Now all that’s left to handle is the (litterally) corner case. So we’re going to do is to translate the corner of the rectangle to origin and test against the radius of the circle.

										
  // translate the corner to the origin
  px -= delta.x;
  py -= delta.y;
  px *= px;
  py *= py;
    
  // classic distance squared test
  return px+py <= r*r;

And we’re done! Well almost. Notice that we’re comparing px with delta.x and py with delta.y quite a bit. Then we end up subtracting it out. We can pull all of that up to drop a number of operation. So in effect, after our reflections (fold operations), we’re translating the remaining corner to the origin.

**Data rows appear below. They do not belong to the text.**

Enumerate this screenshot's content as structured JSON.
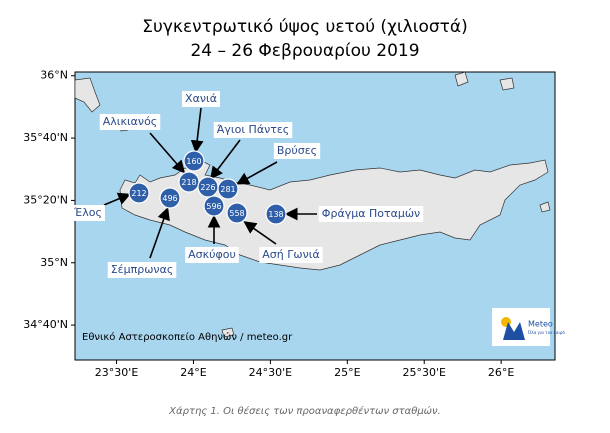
{
  "title": "Συγκεντρωτικό ύψος υετού (χιλιοστά)",
  "subtitle": "24 – 26 Φεβρουαρίου 2019",
  "map": {
    "xlim": [
      23.23,
      26.35
    ],
    "ylim": [
      34.48,
      36.02
    ],
    "xticks": [
      {
        "value": 23.5,
        "label": "23°30'E"
      },
      {
        "value": 24,
        "label": "24°E"
      },
      {
        "value": 24.5,
        "label": "24°30'E"
      },
      {
        "value": 25,
        "label": "25°E"
      },
      {
        "value": 25.5,
        "label": "25°30'E"
      },
      {
        "value": 26,
        "label": "26°E"
      }
    ],
    "yticks": [
      {
        "value": 36,
        "label": "36°N"
      },
      {
        "value": 35.6667,
        "label": "35°40'N"
      },
      {
        "value": 35.3333,
        "label": "35°20'N"
      },
      {
        "value": 35,
        "label": "35°N"
      },
      {
        "value": 34.6667,
        "label": "34°40'N"
      }
    ]
  },
  "stations": [
    {
      "name": "Χανιά",
      "value": "160"
    },
    {
      "name": "Αλικιανός",
      "value": "218"
    },
    {
      "name": "Άγιοι Πάντες",
      "value": "226"
    },
    {
      "name": "Βρύσες",
      "value": "281"
    },
    {
      "name": "Έλος",
      "value": "212"
    },
    {
      "name": "Σέμπρωνας",
      "value": "496"
    },
    {
      "name": "Ασκύφου",
      "value": "596"
    },
    {
      "name": "Ασή Γωνιά",
      "value": "558"
    },
    {
      "name": "Φράγμα Ποταμών",
      "value": "138"
    }
  ],
  "credit": "Εθνικό Αστεροσκοπείο Αθηνών / meteo.gr",
  "logo": {
    "name": "Meteo",
    "tagline": "Όλα για τον καιρό"
  },
  "caption": "Χάρτης 1. Οι θέσεις των προαναφερθέντων σταθμών."
}
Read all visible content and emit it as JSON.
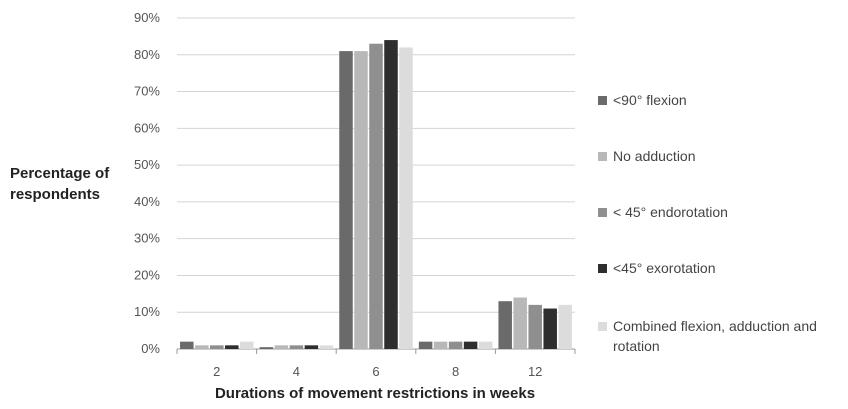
{
  "chart_data": {
    "type": "bar",
    "title": "",
    "xlabel": "Durations of movement restrictions in weeks",
    "ylabel": "Percentage of respondents",
    "categories": [
      "2",
      "4",
      "6",
      "8",
      "12"
    ],
    "ylim": [
      0,
      90
    ],
    "yticks": [
      "0%",
      "10%",
      "20%",
      "30%",
      "40%",
      "50%",
      "60%",
      "70%",
      "80%",
      "90%"
    ],
    "grid": true,
    "legend_position": "right",
    "series": [
      {
        "name": "<90° flexion",
        "color": "#6a6a6a",
        "values": [
          2,
          0.5,
          81,
          2,
          13
        ]
      },
      {
        "name": "No adduction",
        "color": "#b8b8b8",
        "values": [
          1,
          1,
          81,
          2,
          14
        ]
      },
      {
        "name": "< 45° endorotation",
        "color": "#8f8f8f",
        "values": [
          1,
          1,
          83,
          2,
          12
        ]
      },
      {
        "name": "<45° exorotation",
        "color": "#2e2e2e",
        "values": [
          1,
          1,
          84,
          2,
          11
        ]
      },
      {
        "name": "Combined flexion, adduction and rotation",
        "color": "#dcdcdc",
        "values": [
          2,
          1,
          82,
          2,
          12
        ]
      }
    ]
  }
}
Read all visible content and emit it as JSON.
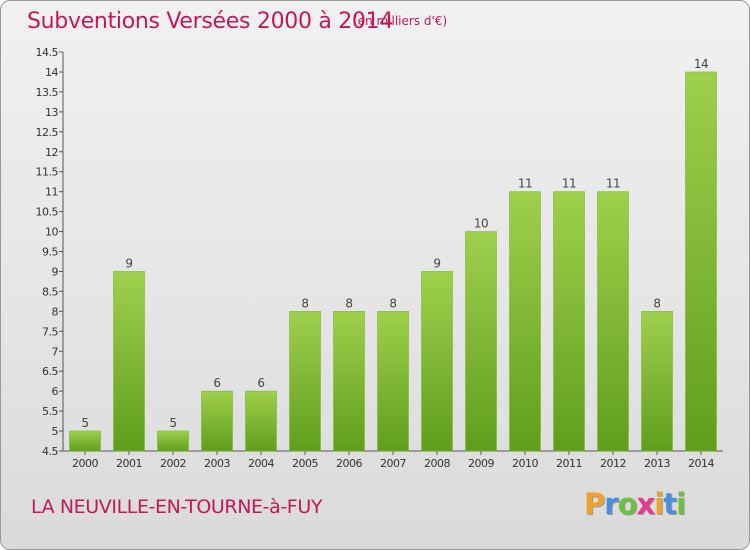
{
  "header": {
    "title": "Subventions Versées 2000 à 2014",
    "unit": "(en milliers d'€)"
  },
  "footer": {
    "commune": "LA NEUVILLE-EN-TOURNE-à-FUY",
    "logo_letters": [
      "P",
      "r",
      "o",
      "x",
      "i",
      "t",
      "i"
    ],
    "logo_colors": [
      "#f0a12a",
      "#4a90d9",
      "#6cbf3f",
      "#e23a8f",
      "#f0a12a",
      "#4a90d9",
      "#6cbf3f"
    ]
  },
  "colors": {
    "bar_top": "#9ed04c",
    "bar_bottom": "#5f9e1c",
    "accent": "#c2185b"
  },
  "chart_data": {
    "type": "bar",
    "title": "Subventions Versées 2000 à 2014",
    "xlabel": "",
    "ylabel": "",
    "categories": [
      "2000",
      "2001",
      "2002",
      "2003",
      "2004",
      "2005",
      "2006",
      "2007",
      "2008",
      "2009",
      "2010",
      "2011",
      "2012",
      "2013",
      "2014"
    ],
    "values": [
      5,
      9,
      5,
      6,
      6,
      8,
      8,
      8,
      9,
      10,
      11,
      11,
      11,
      8,
      14
    ],
    "data_labels": [
      "5",
      "9",
      "5",
      "6",
      "6",
      "8",
      "8",
      "8",
      "9",
      "10",
      "11",
      "11",
      "11",
      "8",
      "14"
    ],
    "ylim": [
      4.5,
      14.5
    ],
    "yticks": [
      4.5,
      5,
      5.5,
      6,
      6.5,
      7,
      7.5,
      8,
      8.5,
      9,
      9.5,
      10,
      10.5,
      11,
      11.5,
      12,
      12.5,
      13,
      13.5,
      14,
      14.5
    ],
    "ytick_labels": [
      "4.5",
      "5",
      "5.5",
      "6",
      "6.5",
      "7",
      "7.5",
      "8",
      "8.5",
      "9",
      "9.5",
      "10",
      "10.5",
      "11",
      "11.5",
      "12",
      "12.5",
      "13",
      "13.5",
      "14",
      "14.5"
    ],
    "grid": false,
    "legend": "none"
  }
}
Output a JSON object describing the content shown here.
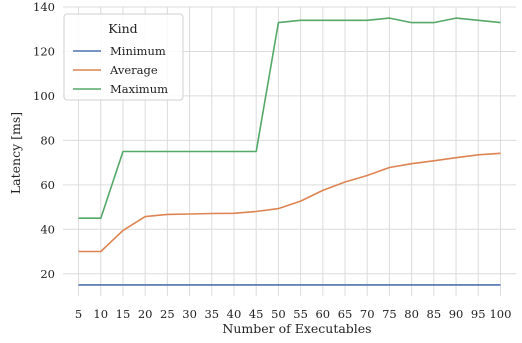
{
  "chart_data": {
    "type": "line",
    "xlabel": "Number of Executables",
    "ylabel": "Latency [ms]",
    "x": [
      5,
      10,
      15,
      20,
      25,
      30,
      35,
      40,
      45,
      50,
      55,
      60,
      65,
      70,
      75,
      80,
      85,
      90,
      95,
      100
    ],
    "ylim": [
      10,
      140
    ],
    "yticks": [
      20,
      40,
      60,
      80,
      100,
      120,
      140
    ],
    "grid": true,
    "legend": {
      "title": "Kind",
      "placement": "top-left"
    },
    "series": [
      {
        "name": "Minimum",
        "color": "#4c72b0",
        "values": [
          15,
          15,
          15,
          15,
          15,
          15,
          15,
          15,
          15,
          15,
          15,
          15,
          15,
          15,
          15,
          15,
          15,
          15,
          15,
          15
        ]
      },
      {
        "name": "Average",
        "color": "#dd8452",
        "values": [
          30,
          30,
          39.5,
          45.7,
          46.7,
          46.9,
          47.1,
          47.2,
          48,
          49.3,
          52.7,
          57.5,
          61.3,
          64.2,
          67.8,
          69.5,
          70.8,
          72.2,
          73.5,
          74.2
        ]
      },
      {
        "name": "Maximum",
        "color": "#55a868",
        "values": [
          45,
          45,
          75,
          75,
          75,
          75,
          75,
          75,
          75,
          133,
          134,
          134,
          134,
          134,
          135,
          133,
          133,
          135,
          134,
          133
        ]
      }
    ]
  }
}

And like the final point test, let’s group together the tests by axis:

  
public boolean intersects(Circle c)
{
  float tx = c.x - center.x;
  float ty = c.y - center.y;
  float r  = c.radius;
  
  float px = Math.abs(orientation.x*tx + orientation.y*ty) - delta.x;
  if (px > r)  return false;
  
  float py = Math.abs(orientation.x*ty - orientation.y*tx) - delta.y;
  if (py > r)  return false;

  if (px <= 0) return true;
  if (py <= 0) return true;
  
  px *= px;
  py *= py;
  
  return px+py <= r*r;
}

(EDIT: Last version had a bug)

Roquen · May 11, 2012, 2:32pm

Relation between unit direction vectors and rotations

Let say we have two points A and B and want the direction from A to B, then it’s (B-A):
dx = b.x - a.x; dy = b.y - a.y;
and of course it’s much more useful normalized D = (B-A)/|B-A|:
s = 1/sqrt(dx*dx + dy*dy); dx *= s; dy *= s;
So in the tuple form the unit direction is: D = <dx, dy> = <cos(t), sin(t)>

We don’t know the actual value of ‘t’…we currently only have ‘dx’ and ‘dy’. We could find it by using atan2, but we don’t need to as ‘D’ is already in the form of a rotation (SEE above). If you don’t want to or cannot directly use complex multiplication to perform rotations, then simply plug the (dx, dy) values into your matrix.